H3N2 is a subtype of the influenza A virus that can cause illness in humans and animals. It was first identified in 1968 when it caused a pandemic that spread worldwide, causing significant illness and death.
The H3N2 virus is a type of RNA virus that can mutate rapidly, making it challenging to develop effective vaccines against it. It is transmitted from person to person through the air by coughing, sneezing, or talking, as well as by touching surfaces contaminated with the virus.
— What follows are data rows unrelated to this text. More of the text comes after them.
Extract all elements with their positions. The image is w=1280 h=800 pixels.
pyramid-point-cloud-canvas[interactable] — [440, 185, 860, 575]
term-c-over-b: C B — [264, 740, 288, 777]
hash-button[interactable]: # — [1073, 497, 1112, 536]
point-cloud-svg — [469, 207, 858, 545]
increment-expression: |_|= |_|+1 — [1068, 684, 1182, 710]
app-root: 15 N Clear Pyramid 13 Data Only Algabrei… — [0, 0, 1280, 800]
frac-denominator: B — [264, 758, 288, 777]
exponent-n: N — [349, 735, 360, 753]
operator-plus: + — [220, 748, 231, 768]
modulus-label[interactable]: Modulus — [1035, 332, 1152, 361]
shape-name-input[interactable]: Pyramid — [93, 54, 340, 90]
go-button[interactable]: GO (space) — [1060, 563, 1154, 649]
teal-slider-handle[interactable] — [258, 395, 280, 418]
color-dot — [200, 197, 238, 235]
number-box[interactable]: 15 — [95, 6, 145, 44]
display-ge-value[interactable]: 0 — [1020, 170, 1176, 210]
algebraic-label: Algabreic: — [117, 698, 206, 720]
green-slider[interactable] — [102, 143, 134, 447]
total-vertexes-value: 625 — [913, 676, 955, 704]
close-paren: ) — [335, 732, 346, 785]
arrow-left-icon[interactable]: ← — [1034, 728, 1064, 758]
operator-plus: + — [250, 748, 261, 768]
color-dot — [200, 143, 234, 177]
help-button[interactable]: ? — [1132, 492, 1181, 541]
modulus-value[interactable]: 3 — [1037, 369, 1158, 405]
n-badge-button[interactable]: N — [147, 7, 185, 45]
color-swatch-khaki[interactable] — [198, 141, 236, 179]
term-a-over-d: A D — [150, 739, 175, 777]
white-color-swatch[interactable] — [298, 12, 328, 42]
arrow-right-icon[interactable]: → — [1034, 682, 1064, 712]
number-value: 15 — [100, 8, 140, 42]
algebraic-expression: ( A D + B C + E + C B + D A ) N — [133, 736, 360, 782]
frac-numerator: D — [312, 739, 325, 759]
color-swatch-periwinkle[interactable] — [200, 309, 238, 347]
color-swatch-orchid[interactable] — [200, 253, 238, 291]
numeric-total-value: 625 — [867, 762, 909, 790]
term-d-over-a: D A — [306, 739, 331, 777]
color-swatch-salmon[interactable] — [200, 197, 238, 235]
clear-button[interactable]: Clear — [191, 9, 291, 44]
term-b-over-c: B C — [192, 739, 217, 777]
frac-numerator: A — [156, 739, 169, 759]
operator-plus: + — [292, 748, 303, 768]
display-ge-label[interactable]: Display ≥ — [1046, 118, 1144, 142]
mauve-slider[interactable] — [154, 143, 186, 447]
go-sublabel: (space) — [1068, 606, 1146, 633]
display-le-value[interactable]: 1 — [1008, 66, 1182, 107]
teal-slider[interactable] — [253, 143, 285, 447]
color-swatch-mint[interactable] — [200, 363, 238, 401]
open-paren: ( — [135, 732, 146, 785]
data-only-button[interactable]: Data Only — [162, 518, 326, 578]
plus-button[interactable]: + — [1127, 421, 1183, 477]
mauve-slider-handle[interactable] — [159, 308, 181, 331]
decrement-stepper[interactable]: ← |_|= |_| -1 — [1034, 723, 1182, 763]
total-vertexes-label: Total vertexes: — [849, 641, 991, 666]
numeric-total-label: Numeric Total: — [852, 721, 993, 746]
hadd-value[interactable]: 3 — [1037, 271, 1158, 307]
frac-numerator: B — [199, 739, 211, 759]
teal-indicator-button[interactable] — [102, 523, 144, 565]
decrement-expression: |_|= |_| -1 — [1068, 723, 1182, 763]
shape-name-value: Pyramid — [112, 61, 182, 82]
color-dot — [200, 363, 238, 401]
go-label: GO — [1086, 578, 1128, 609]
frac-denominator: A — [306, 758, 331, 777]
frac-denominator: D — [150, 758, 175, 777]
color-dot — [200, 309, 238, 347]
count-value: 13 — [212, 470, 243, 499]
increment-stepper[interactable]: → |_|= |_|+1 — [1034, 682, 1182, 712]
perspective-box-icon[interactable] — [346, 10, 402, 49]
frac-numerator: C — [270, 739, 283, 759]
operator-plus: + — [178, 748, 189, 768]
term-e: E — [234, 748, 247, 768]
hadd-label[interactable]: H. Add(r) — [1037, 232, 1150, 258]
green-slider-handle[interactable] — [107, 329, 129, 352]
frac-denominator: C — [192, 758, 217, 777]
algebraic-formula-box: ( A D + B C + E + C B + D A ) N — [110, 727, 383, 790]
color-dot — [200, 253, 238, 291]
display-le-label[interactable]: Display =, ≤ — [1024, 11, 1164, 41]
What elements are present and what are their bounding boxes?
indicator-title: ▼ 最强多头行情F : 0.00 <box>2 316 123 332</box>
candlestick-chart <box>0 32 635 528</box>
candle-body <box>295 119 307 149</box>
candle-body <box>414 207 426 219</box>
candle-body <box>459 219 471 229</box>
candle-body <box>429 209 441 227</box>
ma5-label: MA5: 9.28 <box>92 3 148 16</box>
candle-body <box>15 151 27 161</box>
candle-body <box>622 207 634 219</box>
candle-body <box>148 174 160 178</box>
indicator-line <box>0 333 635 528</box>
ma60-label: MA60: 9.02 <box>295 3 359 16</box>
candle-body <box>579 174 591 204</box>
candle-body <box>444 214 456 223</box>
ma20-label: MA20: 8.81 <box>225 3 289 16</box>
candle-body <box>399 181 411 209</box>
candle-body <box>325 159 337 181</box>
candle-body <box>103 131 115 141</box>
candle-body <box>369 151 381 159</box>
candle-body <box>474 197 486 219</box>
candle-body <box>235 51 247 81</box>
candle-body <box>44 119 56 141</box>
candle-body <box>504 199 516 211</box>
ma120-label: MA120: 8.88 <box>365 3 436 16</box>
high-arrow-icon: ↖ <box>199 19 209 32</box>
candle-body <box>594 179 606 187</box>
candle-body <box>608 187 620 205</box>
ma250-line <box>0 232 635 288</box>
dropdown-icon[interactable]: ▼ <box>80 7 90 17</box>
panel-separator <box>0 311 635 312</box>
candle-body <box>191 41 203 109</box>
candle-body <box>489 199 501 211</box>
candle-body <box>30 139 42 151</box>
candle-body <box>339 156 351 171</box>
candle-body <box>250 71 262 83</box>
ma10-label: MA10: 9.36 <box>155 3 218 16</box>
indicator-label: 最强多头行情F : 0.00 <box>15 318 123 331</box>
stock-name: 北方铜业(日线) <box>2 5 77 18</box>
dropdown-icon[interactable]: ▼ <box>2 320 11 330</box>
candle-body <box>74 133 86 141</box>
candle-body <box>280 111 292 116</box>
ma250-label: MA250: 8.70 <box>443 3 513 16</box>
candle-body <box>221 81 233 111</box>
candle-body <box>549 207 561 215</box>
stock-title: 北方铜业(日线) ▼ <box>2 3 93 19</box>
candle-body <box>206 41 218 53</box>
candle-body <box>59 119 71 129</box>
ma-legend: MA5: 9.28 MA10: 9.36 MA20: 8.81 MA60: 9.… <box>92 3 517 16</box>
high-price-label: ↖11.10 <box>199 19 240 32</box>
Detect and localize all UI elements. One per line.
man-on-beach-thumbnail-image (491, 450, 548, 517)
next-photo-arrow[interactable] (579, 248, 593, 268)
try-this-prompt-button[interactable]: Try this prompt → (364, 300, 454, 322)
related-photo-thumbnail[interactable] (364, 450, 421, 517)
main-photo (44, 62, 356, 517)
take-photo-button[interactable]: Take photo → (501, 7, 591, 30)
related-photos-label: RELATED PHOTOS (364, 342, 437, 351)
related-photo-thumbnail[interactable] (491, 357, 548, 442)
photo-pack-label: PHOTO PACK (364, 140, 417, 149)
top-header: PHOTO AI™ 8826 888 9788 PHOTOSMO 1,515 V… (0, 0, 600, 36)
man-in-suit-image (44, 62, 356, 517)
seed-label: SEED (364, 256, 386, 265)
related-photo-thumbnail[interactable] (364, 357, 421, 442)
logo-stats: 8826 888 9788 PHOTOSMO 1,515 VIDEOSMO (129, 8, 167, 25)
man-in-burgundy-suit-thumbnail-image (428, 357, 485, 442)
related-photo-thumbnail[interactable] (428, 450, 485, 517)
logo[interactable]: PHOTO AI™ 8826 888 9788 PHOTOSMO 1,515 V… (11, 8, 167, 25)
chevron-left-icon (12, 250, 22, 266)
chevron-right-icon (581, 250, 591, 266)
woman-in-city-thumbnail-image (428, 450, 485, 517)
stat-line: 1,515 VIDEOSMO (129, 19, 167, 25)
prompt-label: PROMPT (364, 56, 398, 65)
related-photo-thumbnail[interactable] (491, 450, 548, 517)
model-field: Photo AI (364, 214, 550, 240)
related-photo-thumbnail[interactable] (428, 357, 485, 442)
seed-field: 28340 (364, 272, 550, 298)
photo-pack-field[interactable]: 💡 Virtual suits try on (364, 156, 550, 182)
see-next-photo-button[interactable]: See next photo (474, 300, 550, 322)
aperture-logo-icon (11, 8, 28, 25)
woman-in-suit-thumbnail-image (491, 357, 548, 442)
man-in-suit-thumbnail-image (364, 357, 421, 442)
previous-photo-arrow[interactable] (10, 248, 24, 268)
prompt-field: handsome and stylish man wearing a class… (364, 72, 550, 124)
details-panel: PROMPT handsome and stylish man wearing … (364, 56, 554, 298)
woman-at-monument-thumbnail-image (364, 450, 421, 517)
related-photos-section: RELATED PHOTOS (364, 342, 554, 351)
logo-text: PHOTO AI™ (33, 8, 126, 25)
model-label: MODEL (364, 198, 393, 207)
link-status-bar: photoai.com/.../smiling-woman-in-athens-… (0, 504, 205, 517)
Symptoms, Causes & Prevention
Symptoms of H3N2 infection are similar to those of other types of influenza and include fever, cough, sore throat, body aches, and fatigue. In some cases, the infection can cause severe respiratory illness and lead to hospitalization or even death, particularly in older adults, young children, and individuals with underlying health conditions.
While vaccines are available to help prevent H3N2 infection, they may not always be effective due to the virus’s ability to mutate. Other preventative measures include frequent hand washing, avoiding close contact with sick individuals, covering your mouth and nose when coughing or sneezing, and staying home if you are sick.
The H3N2 virus continues to circulate globally and can cause seasonal outbreaks of influenza each year. Healthcare professionals and public health officials closely monitor the virus’s spread and work to develop new vaccines and treatments to combat it.